Log integrity is a separate requirement: logs must be stored in a tamper-resistant location that is distinct from the system generating the logs. Application logs written only to the same server's local filesystem fail this control because a compromised server could allow log modification or deletion.

Change Management: CC8 at the Code Level

CC8 requires that changes to production systems go through a defined, controlled process. For engineering teams, this maps to your deployment pipeline requirements. Auditors will ask for evidence that all production code changes were reviewed before deployment, that deployments are tracked, and that rollback capabilities exist.

Pull request requirements — mandatory peer review, automated testing gates, and approval workflows — satisfy the code review requirement. Auditors sample merged pull requests from the audit period and verify that required approvals are present. Pull requests merged without required approvals, or direct pushes to production branches that bypass the review process, are findings.

Infrastructure as code (IaC) is increasingly expected: if your infrastructure is provisioned manually rather than through version-controlled templates, auditors may flag the absence of change tracking for infrastructure changes.

Vulnerability Management

SOC 2 does not prescribe a specific vulnerability scanning cadence, but auditors expect evidence of a systematic vulnerability management program. This includes evidence that dependency vulnerabilities are tracked, that a defined SLA exists for remediating critical and high findings, and that the SLA is actually followed based on observable ticket or commit history.

Penetration testing evidence — a third-party pen test report from within the past year and evidence that findings were remediated — is not required by SOC 2 but is expected by enterprise security review teams conducting vendor assessments alongside your SOC 2 report. Planning for penetration testing as part of your SOC 2 preparation saves time in the enterprise sales process.

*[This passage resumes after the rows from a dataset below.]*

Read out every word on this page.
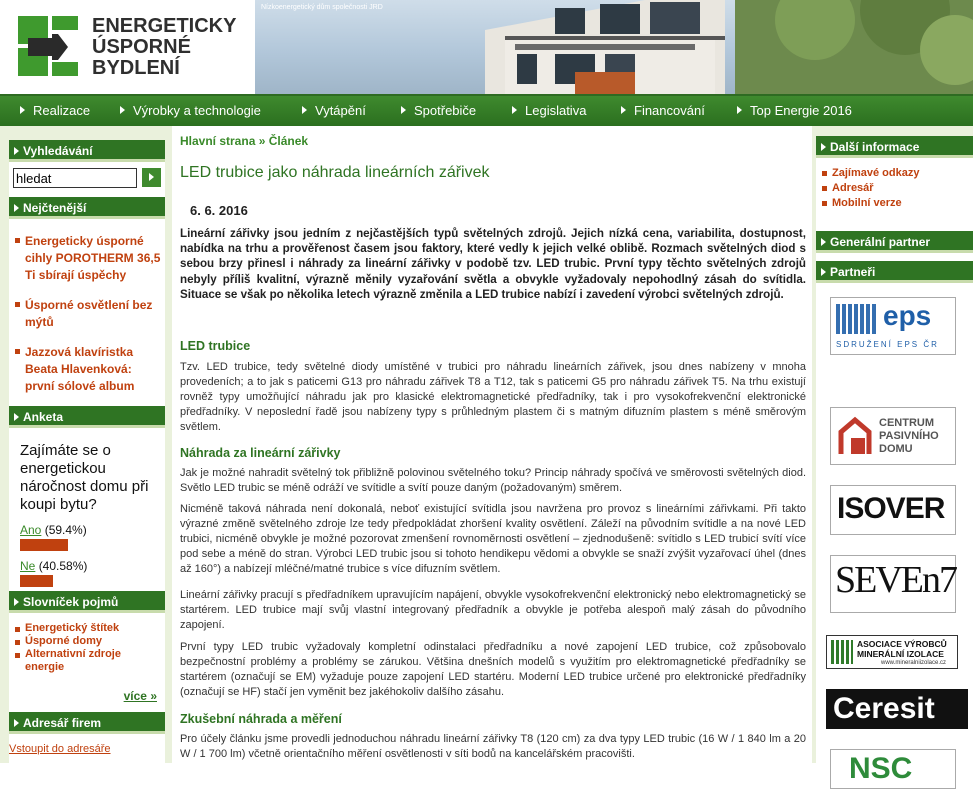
ENERGETICKY
ÚSPORNÉ
BYDLENÍ
Nízkoenergetický dům společnosti JRD
Realizace	Výrobky a technologie	Vytápění	Spotřebiče	Legislativa	Financování	Top Energie 2016
Vyhledávání
hledat
Nejčtenější
Energeticky úsporné cihly POROTHERM 36,5 Ti sbírají úspěchy
Úsporné osvětlení bez mýtů
Jazzová klavíristka Beata Hlavenková: první sólové album
Anketa
Zajímáte se o energetickou náročnost domu při koupi bytu?
Ano (59.4%)
Ne (40.58%)
Slovníček pojmů
Energetický štítek
Úsporné domy
Alternativní zdroje energie
více »
Adresář firem
Vstoupit do adresáře
Hlavní strana » Článek
LED trubice jako náhrada lineárních zářivek
6. 6. 2016
Lineární zářivky jsou jedním z nejčastějších typů světelných zdrojů. Jejich nízká cena, variabilita, dostupnost, nabídka na trhu a prověřenost časem jsou faktory, které vedly k jejich velké oblibě. Rozmach světelných diod s sebou brzy přinesl i náhrady za lineární zářivky v podobě tzv. LED trubic. První typy těchto světelných zdrojů nebyly příliš kvalitní, výrazně měnily vyzařování světla a obvykle vyžadovaly nepohodlný zásah do svítidla. Situace se však po několika letech výrazně změnila a LED trubice nabízí i zavedení výrobci světelných zdrojů.
LED trubice
Tzv. LED trubice, tedy světelné diody umístěné v trubici pro náhradu lineárních zářivek, jsou dnes nabízeny v mnoha provedeních; a to jak s paticemi G13 pro náhradu zářivek T8 a T12, tak s paticemi G5 pro náhradu zářivek T5. Na trhu existují rovněž typy umožňující náhradu jak pro klasické elektromagnetické předřadníky, tak i pro vysokofrekvenční elektronické předřadníky. V neposlední řadě jsou nabízeny typy s průhledným plastem či s matným difuzním plastem s méně směrovým světlem.
Náhrada za lineární zářivky
Jak je možné nahradit světelný tok přibližně polovinou světelného toku? Princip náhrady spočívá ve směrovosti světelných diod. Světlo LED trubic se méně odráží ve svítidle a svítí pouze daným (požadovaným) směrem.
Nicméně taková náhrada není dokonalá, neboť existující svítidla jsou navržena pro provoz s lineárními zářivkami. Při takto výrazné změně světelného zdroje lze tedy předpokládat zhoršení kvality osvětlení. Záleží na původním svítidle a na nové LED trubici, nicméně obvykle je možné pozorovat zmenšení rovnoměrnosti osvětlení – zjednodušeně: svítidlo s LED trubicí svítí více pod sebe a méně do stran. Výrobci LED trubic jsou si tohoto hendikepu vědomi a obvykle se snaží zvýšit vyzařovací úhel (dnes až 160°) a nabízejí mléčné/matné trubice s více difuzním světlem.
Lineární zářivky pracují s předřadníkem upravujícím napájení, obvykle vysokofrekvenční elektronický nebo elektromagnetický se startérem. LED trubice mají svůj vlastní integrovaný předřadník a obvykle je potřeba alespoň malý zásah do původního zapojení.
První typy LED trubic vyžadovaly kompletní odinstalaci předřadníku a nové zapojení LED trubice, což způsobovalo bezpečnostní problémy a problémy se zárukou. Většina dnešních modelů s využitím pro elektromagnetické předřadníky se startérem (označují se EM) vyžaduje pouze zapojení LED startéru. Moderní LED trubice určené pro elektronické předřadníky (označují se HF) stačí jen vyměnit bez jakéhokoliv dalšího zásahu.
Zkušební náhrada a měření
Pro účely článku jsme provedli jednoduchou náhradu lineární zářivky T8 (120 cm) za dva typy LED trubic (16 W / 1 840 lm a 20 W / 1 700 lm) včetně orientačního měření osvětlenosti v síti bodů na kancelářském pracovišti.
Další informace
Zajímavé odkazy
Adresář
Mobilní verze
Generální partner
Partneři
eps
SDRUŽENÍ EPS ČR
CENTRUM PASIVNÍHO DOMU
ISOVER
SEVEn7
ASOCIACE VÝROBCŮ MINERÁLNÍ IZOLACE
www.mineralniizolace.cz
Ceresit
NSC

Common Findings That Delay SOC 2 Type II

Based on patterns across SaaS companies pursuing SOC 2 Type II, the most common code-level findings are: authorization checks missing at the API layer (present only at the UI layer), audit logs missing required fields or stored in revocable locations, database accounts with excessive permissions, hardcoded credentials in configuration files or version control, and session tokens that survive account deactivation.

Each finding triggers a remediation requirement and, in a Type II audit, evidence that the remediated control operated effectively for the remainder of the audit period. A finding discovered late in the audit window can extend the total audit timeline by months if the evidence collection period must restart.

The most efficient path through SOC 2 Type II is a comprehensive code-level security audit conducted before the audit observation period begins, remediation of all findings, and then starting the observation period with a clean baseline.